Schultz’s former law partner, Alan B. Gallas, 65, of Kansas City, Mo., already took his fall. On April 13, 2016, Gallas pleaded guilty to mail fraud and on Monday was sentenced by U.S. District Judge Beth Phillips to one year and one day in federal prison—no parole. The court also ordered Gallas to repay every stolen dollar: $1,224,264 in restitution. He must report to the Bureau of Prisons by April 10, 2017.
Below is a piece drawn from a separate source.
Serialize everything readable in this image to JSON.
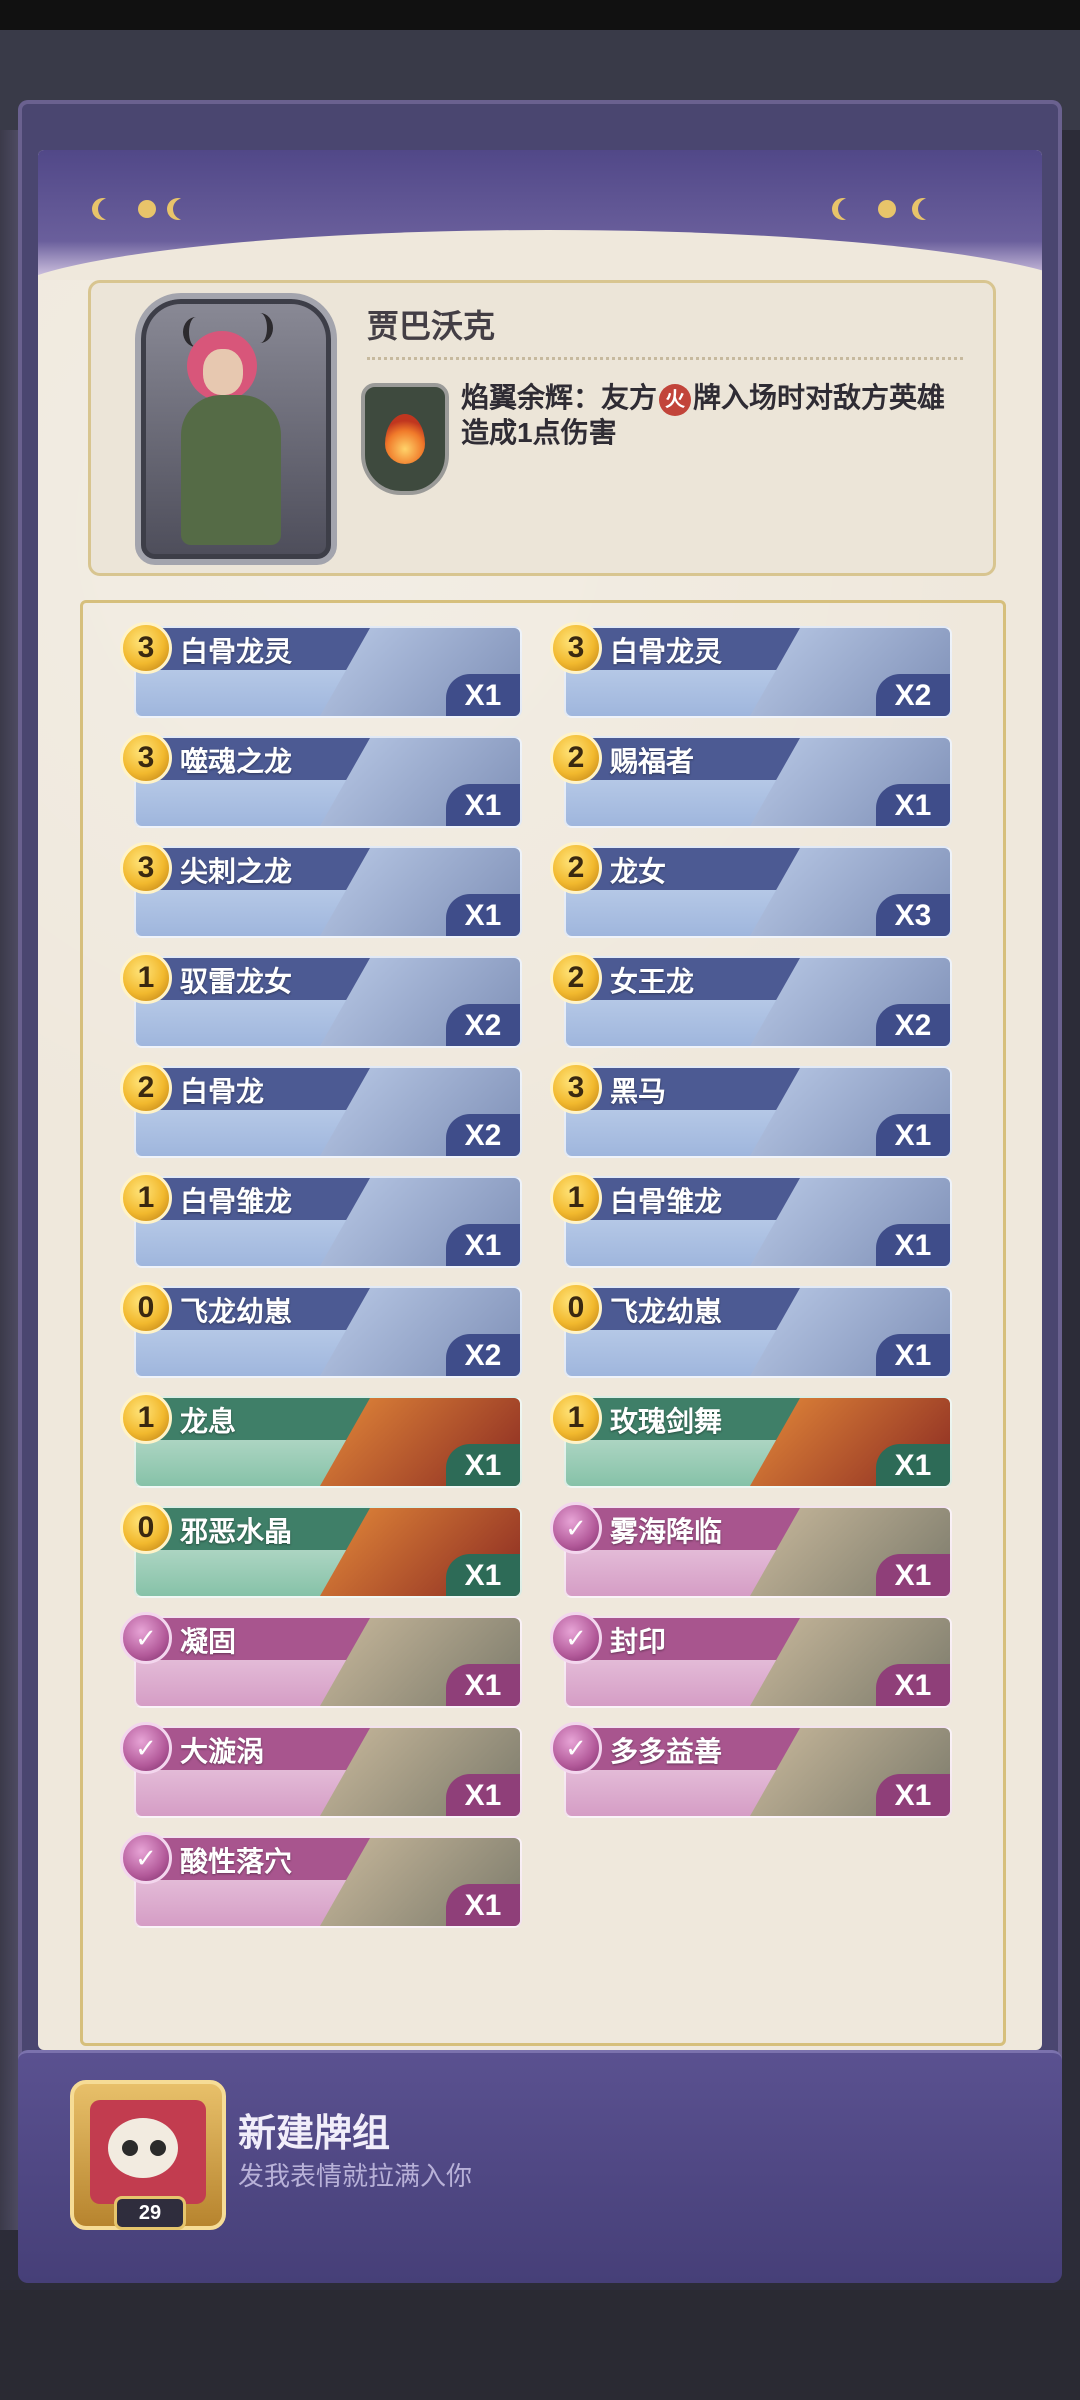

The duo ran Gallas & Shultz, a firm that specialized in corporate debt collection. St. Luke’s Health System trusted them with tough patient accounts. Payments came in, got logged, and were supposed to be funneled back to the hospital system—monthly, like clockwork. Instead, Gallas rigged the machine. He had staff flag hundreds of payments as “on hold,” then siphoned the cash from the firm’s trust account into its operating account, where it vanished into overhead, salaries, and personal use.

Court records lay bare the theft’s escalation. In 2012, Gallas held back 601 payments—$211,391. By 2013, it jumped to 699 payments: $266,696. The pattern held—625 payments in 2014 ($227,892) and another 625 through July 2015 ($216,845). The firm’s books were a shell game, and St. Luke’s didn’t catch on until the trail went cold.

Schultz now admits he was in on it. He agreed with Gallas and others to shift trust funds illegally. While the exact amount tied directly to Schultz remains for the court to nail down at sentencing, he’s on the hook for forfeiture of all ill-gotten gains. He faces up to five years in federal prison without parole. Sentencing is pending a presentence investigation by U.S. Probation.

The case was prosecuted by Assistant U.S. Attorney Paul S. Becker and investigated by the FBI. Gallas surrendered his law license in Missouri and Kansas in November 2015. The fraud spanned from 2009 to July 2015—nearly seven years of betrayal masked as legal representation.